In May 2023, general Takar relocated to Garowe, where he was leads a rebellion against the Deni administration, along with his loyal forces.

== Puntland forces ==
Brigadier general Jim'ale Jama Takar leads the forces that departed alongside Danab Brigade. This brigade, commanded by General Takar, played a significant role in the conflicts in Puntland. The army consists of General Takar's brigade and other local forces.

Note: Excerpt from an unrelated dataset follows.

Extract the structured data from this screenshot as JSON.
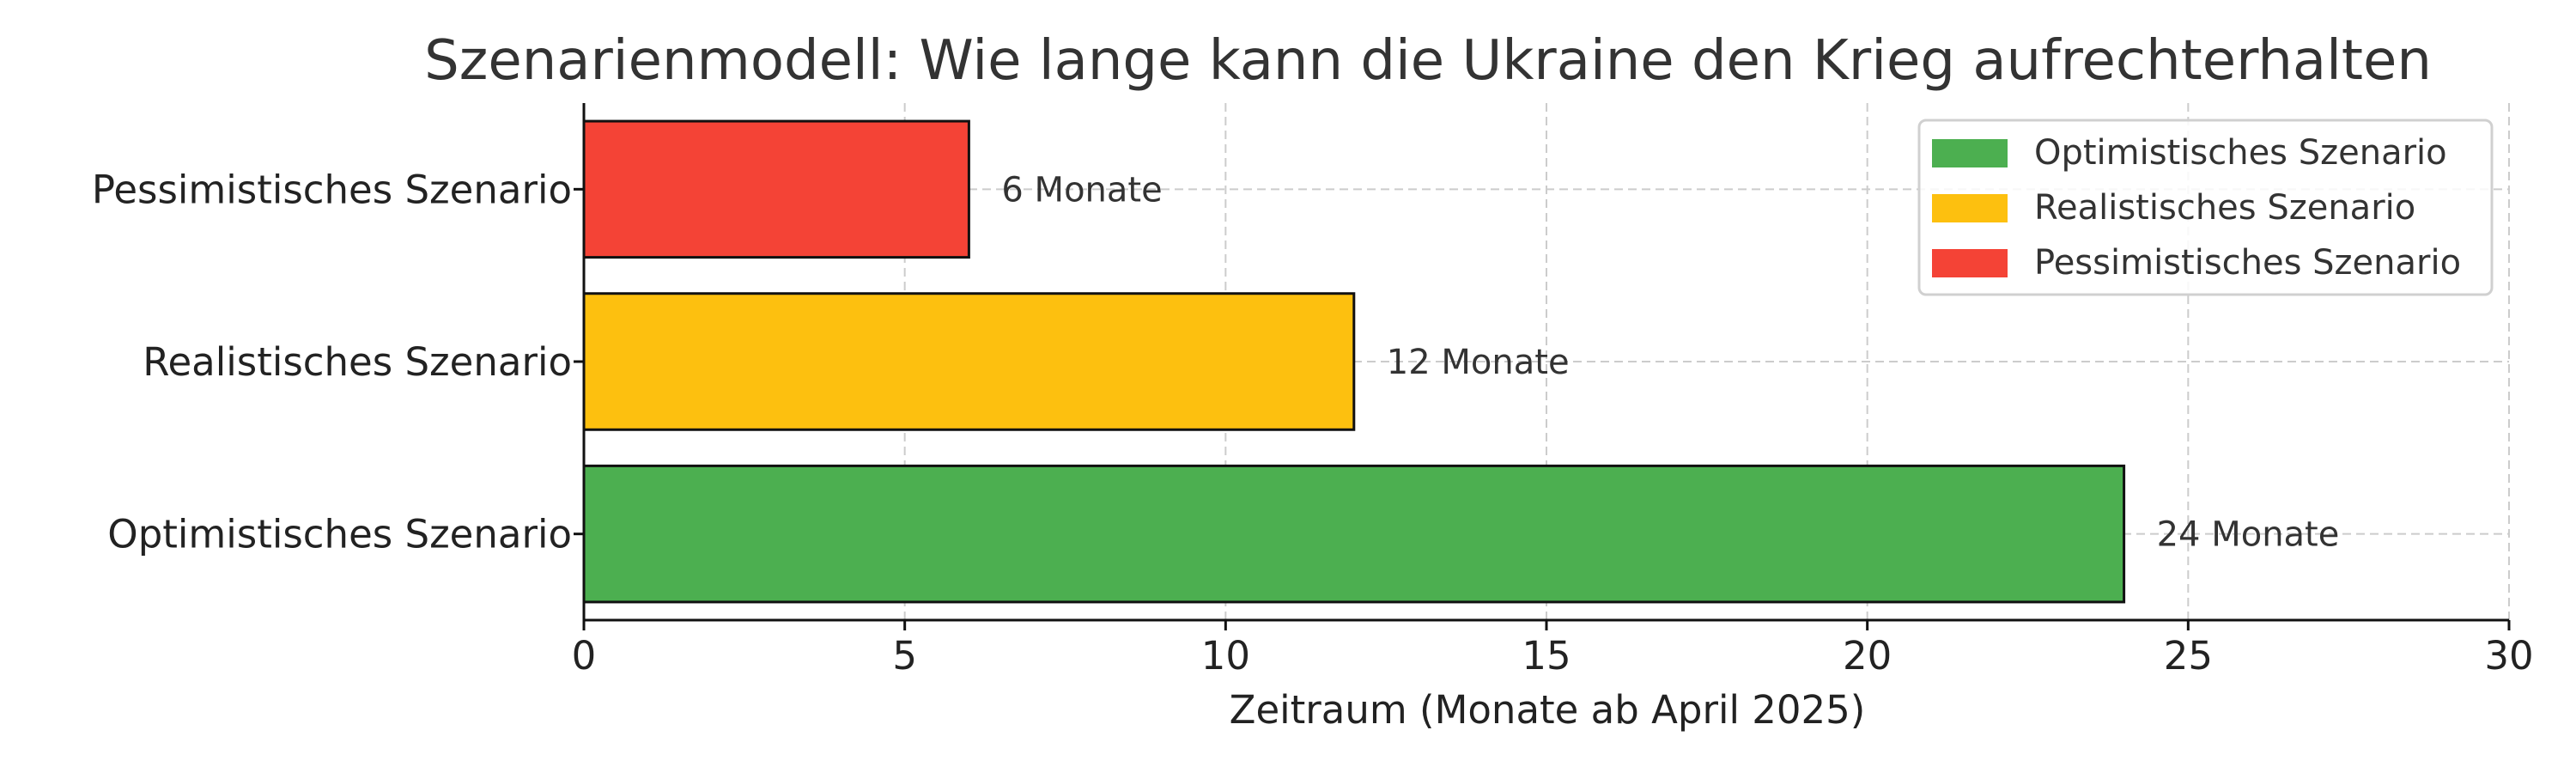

They engaged in battles from the Galgala mountains and defended Puntland against attacks by al-Shabaab in regions such as Suuj, Garamaal and Gara'ad. The estimated size of this force ranges between six and seven hundred members. Additionally, the army possesses a variety of firearms and approximately seventy to eighty vehicles or other military equipment.

== Garowe tension ==
On June 21, 2023, between the Puntland Maritime Police Force (PMPF) loyal to President Said Abdullahi Deni and opposition military units led by General Jim’ale Jama Takar. The discord arose from a dispute over constitutional amendments, revealing factional divisions in Puntland's political landscape. General Jim’ale with a history dating back to the 1990s civil war, played a prominent role in the clashes, aligning with opposition forces. His complex involvement, including military operations against al-Shabaab, adds to the ongoing turmoil, raising concerns about Puntland's stability and security.